The initiative’s name comes from a waterway that flows underneath the Northeastern campus and winds its way into many of Boston’s communities.

Aoun said he envisions a new Northeastern-neighborhood alliance that will join student, faculty, and staff volunteers with schools, homeless shelters, religious organizations, and community centers.

FROM GUESTS, PRAISE, AND PRIDE

Before an inauguration audience that included representatives from more than 150 universities, learned societies, and professional organizations—including thirty-four presidents and chancellors—an array of distinguished speakers expressed confidence in Aoun’s leadership and Northeastern’s future.

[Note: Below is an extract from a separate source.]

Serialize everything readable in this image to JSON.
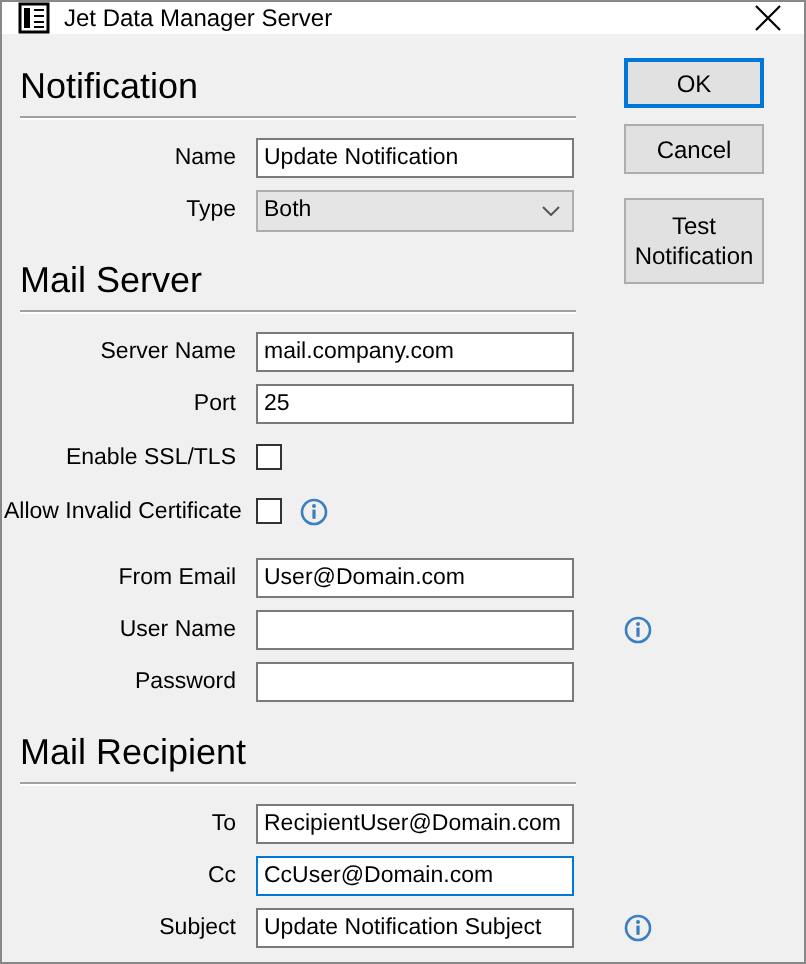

Taking a turn at the podium were Vartan Gregorian, president of the Carnegie Corporation of New York and the former president of Brown University; Steven Sample, president of the University of Southern California, where Aoun spent twenty-five years as a professor and a dean; Boston mayor Thomas Menino and his wife, Angela; Daniel Smith, vice president of Raytheon and a university overseer; Board of Trustees chair Neal Finnegan, BA’61, H’98; nursing professor Carol Glod; and Barbara Alleyne, LA’70, who spoke on behalf of alumni.

Praising Aoun as “an outstanding and visionary leader,” Gregorian applauded Northeastern’s interdisciplinary centers, its creation of new technologies, and its position as “the unchallenged leader in cooperative education.” 

Sample remembered how, at USC, Aoun “listened carefully to his colleagues, and helped them create, collaborate, and innovate.”

Menino thanked Northeastern for its partnership with the city of Boston, and Angela Menino brought greetings from Boston’s children and neighborhoods.

Later, at a post-ceremony reception in the Curry Student Center, Massachusetts governor Deval Patrick extolled the new president as a strong leader who can open more doors to civic-academic cooperation.

PASSION ON DISPLAY

In the days after Aoun’s inauguration, the Northeastern community stayed abuzz with an impressive calendar of cultural and scholarly events.

An Arts in the Park installation featured works by Northeastern students, faculty, staff, and neighbors, displayed amid flowers, ferns, and a flowing fountain. Lectures and symposia tackled the topics of drug-abuse research, obesity, and nanotechnology.

Nine outside-the-box Husky sculptures, customized to symbolize Northeastern’s colleges and several of its schools, were on view. Teens from nearby communities gathered to sketch out ideas for banners that will soon adorn campus.

The university’s largest-ever research expo featured 215 proj­ects, exploring everything from computer-human connections, to cancer, to consumers’ interest in alternative fuel vehicles.

And, to top it all off, on Friday a gala cultural celebration showcased performances by an Italian jazz ensemble, a Spanish dance theater, a Chinese lion dance troupe, and many other global artists.

Entertainment and learned discourse were the order of the week. But the many events also highlighted the university’s obligation as a premier educational institution.

As Aoun phrased it in his inauguration speech, Northeastern “cannot merely be a mirror of what society is; we should be a model of what society can do.”